Friday, May 02, 2014

The Jesus "Hoax"

Count on the Wall Street Journal to keep me current on early ecclesiastical history.  I'd seen some of the early stories about the Jesus-had-a-wife papyrus.  Somehow I had missed the (apparently rather sophisticated) second-round critique arguing that it's a hoax.  Comes now the Journal with a bonus cluck about all those gullible reporters and how quick they were to jump on the story in the first place.

Me, I have no business opining--ignorance, dear madam--but I do tend to suspect that it is a hoax, as the paper and informed scholars now seems to believe.  Still, I wonder when the Journal  will see fit to show the same sort of skeptical discipline to, say, Obama-was-born-in-Kenya or Hillary-murdered-Vince-Foster or Roosevelt-bombed-Pearl-Harbor or any of the rest of the army of canards that seem to be around since at least the time of Charlemagne.

And while we are at it, note, there are two separate Jesus issues on the table.  One, is the document a hoax?  And two, was Jesus married?
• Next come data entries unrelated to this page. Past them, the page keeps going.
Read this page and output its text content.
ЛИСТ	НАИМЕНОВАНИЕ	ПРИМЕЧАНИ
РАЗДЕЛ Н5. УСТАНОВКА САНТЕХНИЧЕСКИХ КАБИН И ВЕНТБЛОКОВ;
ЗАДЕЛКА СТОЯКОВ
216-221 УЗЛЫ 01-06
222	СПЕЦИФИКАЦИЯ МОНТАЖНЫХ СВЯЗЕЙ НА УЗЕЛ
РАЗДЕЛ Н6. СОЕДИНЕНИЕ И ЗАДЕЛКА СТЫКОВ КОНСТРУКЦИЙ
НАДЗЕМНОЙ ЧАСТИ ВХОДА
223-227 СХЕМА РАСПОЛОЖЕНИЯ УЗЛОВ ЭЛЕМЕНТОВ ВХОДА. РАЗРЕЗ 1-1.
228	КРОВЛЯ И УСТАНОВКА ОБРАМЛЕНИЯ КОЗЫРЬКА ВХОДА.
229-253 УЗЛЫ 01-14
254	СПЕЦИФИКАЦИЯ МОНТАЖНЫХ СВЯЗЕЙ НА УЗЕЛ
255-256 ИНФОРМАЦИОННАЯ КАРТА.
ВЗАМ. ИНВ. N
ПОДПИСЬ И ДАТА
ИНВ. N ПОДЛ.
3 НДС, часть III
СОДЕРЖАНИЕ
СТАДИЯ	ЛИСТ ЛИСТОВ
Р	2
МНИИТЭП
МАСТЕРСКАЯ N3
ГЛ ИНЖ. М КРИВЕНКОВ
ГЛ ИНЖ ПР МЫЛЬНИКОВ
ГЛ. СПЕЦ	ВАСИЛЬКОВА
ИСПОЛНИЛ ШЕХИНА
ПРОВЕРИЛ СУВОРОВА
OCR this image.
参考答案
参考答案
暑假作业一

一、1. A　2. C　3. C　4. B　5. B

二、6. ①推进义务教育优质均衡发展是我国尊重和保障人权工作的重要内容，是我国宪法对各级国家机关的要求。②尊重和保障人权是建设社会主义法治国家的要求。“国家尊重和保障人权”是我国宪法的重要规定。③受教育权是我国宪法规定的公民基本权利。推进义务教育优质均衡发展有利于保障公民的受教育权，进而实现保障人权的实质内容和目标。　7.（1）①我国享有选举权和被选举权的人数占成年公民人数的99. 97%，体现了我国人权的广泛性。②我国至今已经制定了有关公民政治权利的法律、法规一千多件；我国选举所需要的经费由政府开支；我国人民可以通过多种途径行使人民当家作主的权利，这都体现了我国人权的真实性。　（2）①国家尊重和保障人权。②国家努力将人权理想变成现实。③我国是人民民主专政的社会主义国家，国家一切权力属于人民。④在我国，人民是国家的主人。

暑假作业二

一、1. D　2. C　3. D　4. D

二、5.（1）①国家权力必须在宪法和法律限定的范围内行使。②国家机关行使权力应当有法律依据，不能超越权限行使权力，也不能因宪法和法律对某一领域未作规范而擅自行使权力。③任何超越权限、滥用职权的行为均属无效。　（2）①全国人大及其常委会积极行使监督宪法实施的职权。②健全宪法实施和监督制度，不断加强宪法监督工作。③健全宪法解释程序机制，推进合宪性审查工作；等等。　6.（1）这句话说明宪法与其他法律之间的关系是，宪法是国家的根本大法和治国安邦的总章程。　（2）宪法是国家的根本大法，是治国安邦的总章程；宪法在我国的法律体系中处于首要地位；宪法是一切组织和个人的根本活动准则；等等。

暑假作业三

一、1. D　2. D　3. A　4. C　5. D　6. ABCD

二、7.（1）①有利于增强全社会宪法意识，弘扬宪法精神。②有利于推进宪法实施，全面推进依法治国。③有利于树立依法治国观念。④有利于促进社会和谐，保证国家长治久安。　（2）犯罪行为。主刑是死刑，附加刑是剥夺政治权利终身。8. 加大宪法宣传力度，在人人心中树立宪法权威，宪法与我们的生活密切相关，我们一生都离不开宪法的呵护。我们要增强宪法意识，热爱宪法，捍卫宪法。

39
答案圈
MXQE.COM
The two are not necessarily related; that is, Jesus might have been married even if the document is a hoax.  

Me again: I don't have much doubt that there was an historical Jesus, albeit there is plenty of room for discussion about what such a person said or did.  I am inclined to think he probably was not married: wandering miracle maker, unemployed and likely unemployable--not the best prospect coming out of the gate in the connubial sweepstakes (cue old jokes about mama's boy).  But I'm a bit puzzled that true believers might want to believe that he was not married.  Consider: unemployed 30-year-old, no family man, spends all his time hangin' with his homies.   Eeuw, let's not go there.

2 comments:

Anonymous said...

Daddy's boy.

mike shupp said...

Memory (okay, Wikipedia) says Christopher Marlowe was charged with blasphemy for stating that the Apostle John was Christ's catamite. So the idea's been around for four centuries, maybe more like twenty centuries.